Ten months after the Biden administration requested the Department of Health and Human Services “to initiate the administrative process to review expeditiously how marijuana is scheduled under federal law,” Secretary Xavier Becerra confirmed that the agency has recommended cannabis be removed from its Schedule I classification and placed in a lower schedule. While the explicit details of HHS’ recommendation are not public, reporting last week by Bloomberg News says that the agency is suggesting that cannabis be moved to Schedule III of the federal Controlled Substances Act.
While some entities, particularly those involved in the commercial cannabis industry, have lauded the proposed change as a “giant” step forward, others – like myself – have been far more restrained.

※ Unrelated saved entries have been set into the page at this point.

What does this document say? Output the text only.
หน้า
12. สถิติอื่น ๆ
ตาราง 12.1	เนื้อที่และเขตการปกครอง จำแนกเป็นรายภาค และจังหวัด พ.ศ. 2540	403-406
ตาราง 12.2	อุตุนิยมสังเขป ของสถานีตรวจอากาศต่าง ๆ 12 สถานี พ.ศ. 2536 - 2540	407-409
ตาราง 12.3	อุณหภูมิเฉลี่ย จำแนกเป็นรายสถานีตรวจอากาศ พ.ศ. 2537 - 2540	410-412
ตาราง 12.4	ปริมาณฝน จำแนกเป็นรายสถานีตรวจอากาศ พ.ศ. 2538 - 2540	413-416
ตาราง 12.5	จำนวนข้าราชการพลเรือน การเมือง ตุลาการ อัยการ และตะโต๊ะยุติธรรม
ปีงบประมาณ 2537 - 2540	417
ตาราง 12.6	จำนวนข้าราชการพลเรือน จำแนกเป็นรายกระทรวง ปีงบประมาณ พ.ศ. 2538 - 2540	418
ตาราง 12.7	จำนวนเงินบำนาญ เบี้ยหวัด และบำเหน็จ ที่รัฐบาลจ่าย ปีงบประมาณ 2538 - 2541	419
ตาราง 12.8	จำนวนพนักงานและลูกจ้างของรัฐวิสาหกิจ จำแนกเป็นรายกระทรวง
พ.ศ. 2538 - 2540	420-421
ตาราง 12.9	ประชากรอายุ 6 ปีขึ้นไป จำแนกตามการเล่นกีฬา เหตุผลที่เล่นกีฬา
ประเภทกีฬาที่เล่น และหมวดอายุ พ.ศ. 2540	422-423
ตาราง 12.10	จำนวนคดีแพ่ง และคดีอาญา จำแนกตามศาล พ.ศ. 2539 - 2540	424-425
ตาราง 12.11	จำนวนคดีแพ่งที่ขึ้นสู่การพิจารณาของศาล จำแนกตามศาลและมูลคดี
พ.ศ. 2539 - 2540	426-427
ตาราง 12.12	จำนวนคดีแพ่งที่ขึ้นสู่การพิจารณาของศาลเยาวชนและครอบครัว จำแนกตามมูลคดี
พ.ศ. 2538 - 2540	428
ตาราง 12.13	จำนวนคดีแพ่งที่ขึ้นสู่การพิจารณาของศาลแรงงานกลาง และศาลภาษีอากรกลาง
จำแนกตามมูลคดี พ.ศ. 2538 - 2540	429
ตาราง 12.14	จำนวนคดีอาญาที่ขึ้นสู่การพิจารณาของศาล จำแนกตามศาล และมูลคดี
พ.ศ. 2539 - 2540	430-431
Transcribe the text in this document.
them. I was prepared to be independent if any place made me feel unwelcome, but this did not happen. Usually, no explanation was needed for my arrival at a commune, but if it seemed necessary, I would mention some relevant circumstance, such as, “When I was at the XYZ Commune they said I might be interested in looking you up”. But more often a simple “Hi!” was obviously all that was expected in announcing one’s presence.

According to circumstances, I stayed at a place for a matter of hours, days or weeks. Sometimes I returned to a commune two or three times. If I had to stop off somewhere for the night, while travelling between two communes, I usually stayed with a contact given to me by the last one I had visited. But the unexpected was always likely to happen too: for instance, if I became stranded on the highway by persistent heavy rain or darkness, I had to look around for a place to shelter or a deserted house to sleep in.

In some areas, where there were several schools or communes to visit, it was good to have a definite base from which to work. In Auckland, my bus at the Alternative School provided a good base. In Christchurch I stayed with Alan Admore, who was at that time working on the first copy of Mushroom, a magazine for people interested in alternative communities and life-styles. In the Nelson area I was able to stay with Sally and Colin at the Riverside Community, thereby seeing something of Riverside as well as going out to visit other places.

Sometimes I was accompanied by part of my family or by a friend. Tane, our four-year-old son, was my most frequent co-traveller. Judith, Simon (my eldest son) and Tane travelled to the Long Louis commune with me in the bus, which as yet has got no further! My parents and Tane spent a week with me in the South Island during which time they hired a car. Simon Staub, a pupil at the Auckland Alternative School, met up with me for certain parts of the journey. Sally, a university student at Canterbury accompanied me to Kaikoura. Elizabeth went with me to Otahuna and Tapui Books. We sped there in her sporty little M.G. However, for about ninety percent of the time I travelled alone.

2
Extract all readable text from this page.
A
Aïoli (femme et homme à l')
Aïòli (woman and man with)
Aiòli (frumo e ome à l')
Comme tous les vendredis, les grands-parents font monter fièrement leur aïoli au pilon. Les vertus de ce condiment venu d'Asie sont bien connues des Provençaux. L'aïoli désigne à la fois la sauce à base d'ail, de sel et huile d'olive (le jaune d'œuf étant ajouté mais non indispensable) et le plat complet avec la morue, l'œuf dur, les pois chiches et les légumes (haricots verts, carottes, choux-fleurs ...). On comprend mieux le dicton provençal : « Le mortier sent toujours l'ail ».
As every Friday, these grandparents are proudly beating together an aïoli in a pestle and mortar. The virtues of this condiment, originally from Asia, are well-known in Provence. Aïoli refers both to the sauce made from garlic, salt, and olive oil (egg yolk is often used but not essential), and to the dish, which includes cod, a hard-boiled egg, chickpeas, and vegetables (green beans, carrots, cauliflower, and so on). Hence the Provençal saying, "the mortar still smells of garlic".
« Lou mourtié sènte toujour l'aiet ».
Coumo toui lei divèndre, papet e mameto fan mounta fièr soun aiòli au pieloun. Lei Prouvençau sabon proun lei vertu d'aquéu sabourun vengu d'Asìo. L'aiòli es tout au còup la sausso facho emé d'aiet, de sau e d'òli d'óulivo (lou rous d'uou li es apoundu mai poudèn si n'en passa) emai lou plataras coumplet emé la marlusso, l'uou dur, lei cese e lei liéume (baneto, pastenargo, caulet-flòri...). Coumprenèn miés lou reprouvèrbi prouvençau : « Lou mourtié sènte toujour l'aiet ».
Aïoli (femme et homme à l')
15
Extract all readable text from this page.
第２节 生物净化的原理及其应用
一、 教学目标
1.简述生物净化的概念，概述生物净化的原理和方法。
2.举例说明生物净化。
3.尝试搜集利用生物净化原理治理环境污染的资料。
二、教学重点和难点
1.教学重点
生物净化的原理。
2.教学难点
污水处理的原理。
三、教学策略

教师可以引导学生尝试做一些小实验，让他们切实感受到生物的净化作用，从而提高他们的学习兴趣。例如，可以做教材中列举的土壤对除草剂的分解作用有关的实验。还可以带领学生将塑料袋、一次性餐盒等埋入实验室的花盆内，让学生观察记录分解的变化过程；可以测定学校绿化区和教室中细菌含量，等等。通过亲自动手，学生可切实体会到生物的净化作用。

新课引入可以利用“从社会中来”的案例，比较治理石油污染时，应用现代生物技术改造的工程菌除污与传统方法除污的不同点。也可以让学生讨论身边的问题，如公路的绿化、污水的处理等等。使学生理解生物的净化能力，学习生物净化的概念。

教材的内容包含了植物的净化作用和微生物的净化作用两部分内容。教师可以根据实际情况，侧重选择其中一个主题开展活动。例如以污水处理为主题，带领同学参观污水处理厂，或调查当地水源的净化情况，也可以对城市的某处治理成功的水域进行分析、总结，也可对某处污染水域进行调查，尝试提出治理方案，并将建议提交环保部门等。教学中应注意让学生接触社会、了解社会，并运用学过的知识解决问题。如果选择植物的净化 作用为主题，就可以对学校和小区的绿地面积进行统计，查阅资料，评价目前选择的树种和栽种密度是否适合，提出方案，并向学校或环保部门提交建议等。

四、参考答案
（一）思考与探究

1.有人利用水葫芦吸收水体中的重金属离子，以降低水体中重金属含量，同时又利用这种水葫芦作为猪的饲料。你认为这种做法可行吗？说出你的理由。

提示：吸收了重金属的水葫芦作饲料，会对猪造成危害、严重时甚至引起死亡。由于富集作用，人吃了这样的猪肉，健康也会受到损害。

Cannabis Must Be Descheduled
Here’s why.
First, reclassifying cannabis to a lower schedule within the CSA continues to misrepresent the plant’s safety relative to other controlled substances such as anabolic steroids and ketamine (Schedule III), benzodiazepines (Schedule IV), or even alcohol, which is unscheduled.
Second, moving cannabis to Schedule III is out of step with public and cultural consensus. Americans don’t want cannabis treated like heroin, like it is now. Still, they also don’t want it treated like a Schedule III substance like ketamine, which is only legal to possess with a physician’s prescription.
Third, and most importantly, this proposed change does little to address the widening divide between state-legal marijuana laws and federal law. Every state law that is currently in conflict with federal law today will remain in conflict with federal law going forward when or if the Administration reclassifies cannabis as a Schedule III substance.
That is why, historically, NORML has called for descheduling cannabis — removing it from the Controlled Substances Act altogether — thereby providing state governments rather than the federal government the ability to regulate marijuana as they see fit, without violating federal law.